15 Nov 2018, 03:44 ( 6 Months ago) | updated: 15 Nov 2018, 10:59 ( 6 Months ago)

DF Report
A marriage administration programme. Photo Visit Finland.

The trend of marriage of opposite-sex couples has been declining across the country already for over a decade, according to the Statistics Finland.

The decline in the marriage rate has slowed down during the most recent years. This is due to the remarriage rate remaining unchanged during the last three years. The figure shows the development of the remarriage and marriage rates for women as they are the same as for men. The figures calculated based on men are simply higher than those for women.

In 2017, the number of women and men getting remarried grew by a few dozen from the previous year, being 6,300 marriages for women and 6,500 for men. Over the past good ten years, the annual changes in the number of remarriages have been small measured by volume.

After 2008, the remarriage rate decreased as did the marriage rate in general, but in recent years, the remarriage rate has picked up a bit, unlike the marriage rate.

Women residing permanently in Finland married men representing 123 different nationalities in 2017. The number was 120 in 2016.

The number of nationalities among the spouses can even be a bit higher than mentioned above, because nearly 130 persons had no nationality in 2017. In 1990, Finnish women married men representing 84 different nationalities. Nearly 40 spouses had no nationality data. So the above-mentioned number can be slightly higher.

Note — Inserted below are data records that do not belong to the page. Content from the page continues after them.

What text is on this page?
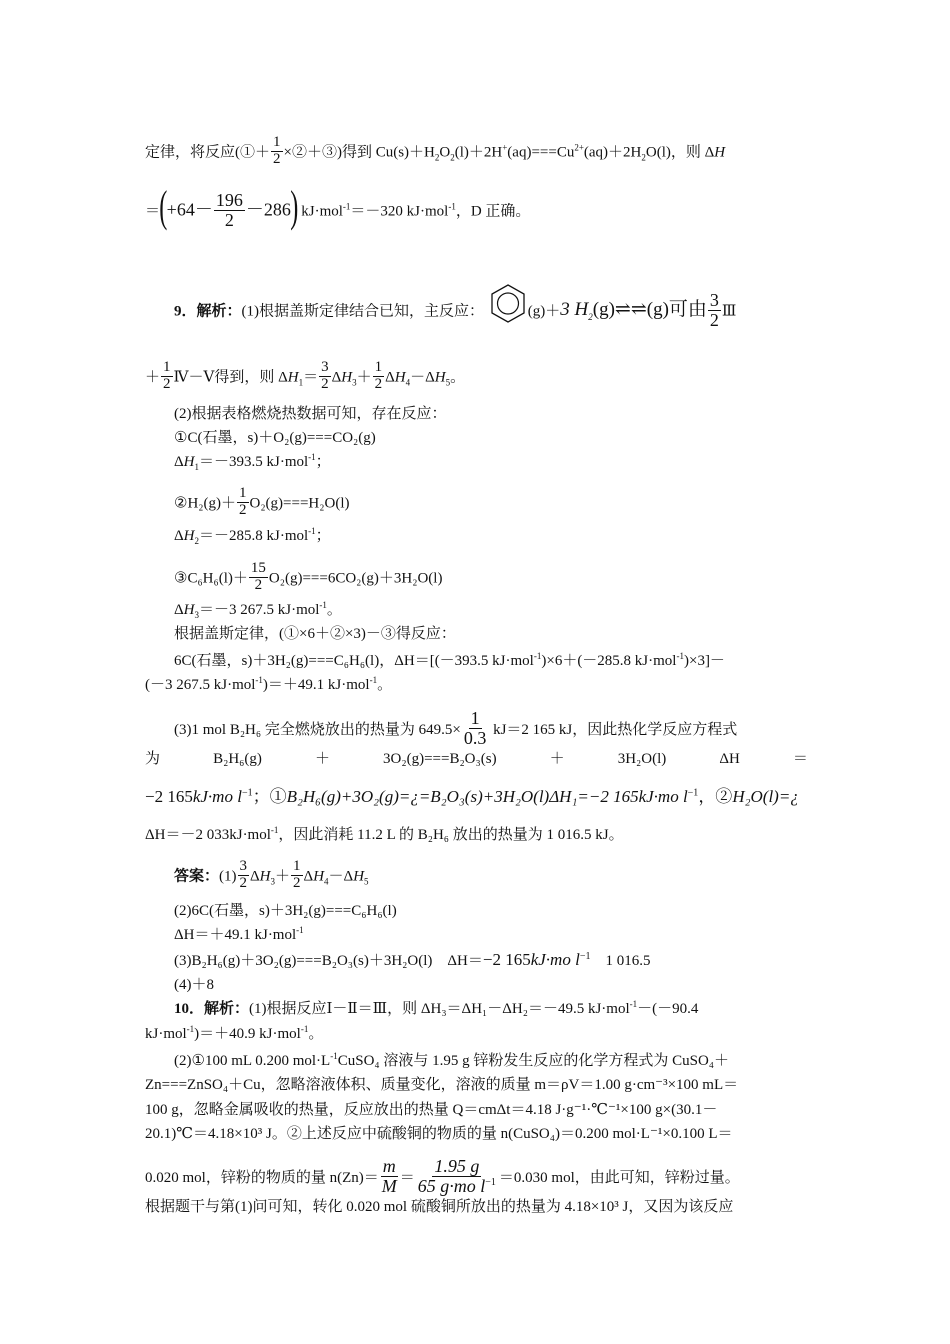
定律，将反应(①＋ $\frac{1}{2}$ ×②＋③)得到 $Cu(s)+H_2O_2(l)+2H^+(aq)===Cu^{2+}(aq)+2H_2O(l)$，则 ΔH
$=(+64- \frac{196}{2} -286)$ kJ·mol$^{-1}$＝－320 kJ·mol$^{-1}$，D 正确。
9．解析：(1)根据盖斯定律结合已知，主反应：	(g)＋3 $H_2(g)\rightleftharpoons\rightleftharpoons(g)$可由 $\frac{3}{2}$ Ⅲ
＋ $\frac{1}{2}$ Ⅳ－Ⅴ得到，则 $\Delta H_1= \frac{3}{2} \Delta H_3+ \frac{1}{2} \Delta H_4-\Delta H_5$。
(2)根据表格燃烧热数据可知，存在反应：
①C(石墨，s)＋O₂(g)===CO₂(g)
$\Delta H_1=-393.5$ kJ·mol$^{-1}$；
②H₂(g)＋ $\frac{1}{2} O_2(g)===H_2O(l)$
$\Delta H_2=-285.8$ kJ·mol$^{-1}$；
③C₆H₆(l)＋ $\frac{15}{2} O_2(g)===6CO_2(g)+3H_2O(l)$
$\Delta H_3=-3$ 267.5 kJ·mol$^{-1}$。
根据盖斯定律，(①×6＋②×3)－③得反应：
6C(石墨，s)＋3H₂(g)===C₆H₆(l)，ΔH＝[(－393.5 kJ·mol$^{-1}$)×6＋(－285.8 kJ·mol$^{-1}$)×3]－
(－3 267.5 kJ·mol$^{-1}$)＝＋49.1 kJ·mol$^{-1}$。
(3)1 mol B₂H₆ 完全燃烧放出的热量为 $649.5\times \frac{1}{0.3} kJ=2$ 165 kJ，因此热化学反应方程式
为	B₂H₆(g)	＋	3O₂(g)===B₂O₃(s)	＋	3H₂O(l)	ΔH	＝
−2 165kJ·mo $l^{-1}$；①B₂H₆(g)+3O₂(g)=¿=B₂O₃(s)+3H₂O(l)ΔH₁=−2 165kJ·mo $l^{-1}$，②H₂O(l)=¿
ΔH＝－2 033kJ·mol$^{-1}$，因此消耗 11.2 L 的 B₂H₆ 放出的热量为 1 016.5 kJ。
答案：$(1) \frac{3}{2} \Delta H_3+ \frac{1}{2} \Delta H_4-\Delta H_5$
(2)6C(石墨，s)＋3H₂(g)===C₆H₆(l)
ΔH＝＋49.1 kJ·mol$^{-1}$
(3)B₂H₆(g)＋3O₂(g)===B₂O₃(s)＋3H₂O(l)　ΔH＝−2 165kJ·mo $l^{-1}$　1 016.5
(4)＋8
10．解析：(1)根据反应Ⅰ－Ⅱ＝Ⅲ，则 ΔH₃＝ΔH₁－ΔH₂＝－49.5 kJ·mol$^{-1}$－(－90.4
kJ·mol$^{-1}$)＝＋40.9 kJ·mol$^{-1}$。
(2)①100 mL 0.200 $mol\cdot L^{-1}CuSO_4$ 溶液与 1.95 g 锌粉发生反应的化学方程式为 CuSO₄＋
Zn===ZnSO₄＋Cu，忽略溶液体积、质量变化，溶液的质量 m＝ρV＝1.00 g·cm⁻³×100 mL＝
100 g，忽略金属吸收的热量，反应放出的热量 Q＝cmΔt＝4.18 J·g⁻¹·℃⁻¹×100 g×(30.1－
20.1)℃＝4.18×10³ J。②上述反应中硫酸铜的物质的量 n(CuSO₄)＝0.200 mol·L⁻¹×0.100 L＝
0.020 mol，锌粉的物质的量 $n(Zn)= \frac{m}{M} = \frac{1.95 g}{65 g\cdot mo l^{-1}} =0.030$ mol，由此可知，锌粉过量。
根据题干与第(1)问可知，转化 0.020 mol 硫酸铜所放出的热量为 4.18×10³ J，又因为该反应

The number of nationalities of women married to men permanently living in Finland has increased from 108 in 2016 to 120 in 2017. In addition, a small number of men’s spouses had no nationality. So the variation of nationalities can be slightly higher than mentioned above.

In 2017, the probability that a woman’s first marriage ends in divorce was 38 per cent. The rate is on level with that of the years 2005 to 2016 when it varied between 38 and 40 per cent. An interesting fact is that a first marriage ending in widowhood is slightly more probable than the marriage ending in divorce.

The above-mentioned probabilities are based on the events of one year in the lives of opposite-sex married couples based on which the probability that an event takes place is calculated. In that case, e.g., the divorce rate can be summarised in one figure. Similar results can be reached by examining all marriages between opposite-sex spouses in a particular year that end in divorce by the duration of the marriage. But in this case, there are as many divorce rates as years in which marriages are entered into.

The risk of divorce grows steeply during the first years of marriage. The risk is highest in the third year. After the peak probability of divorce is reached, the risk of divorce decreases very similarly in all marriages.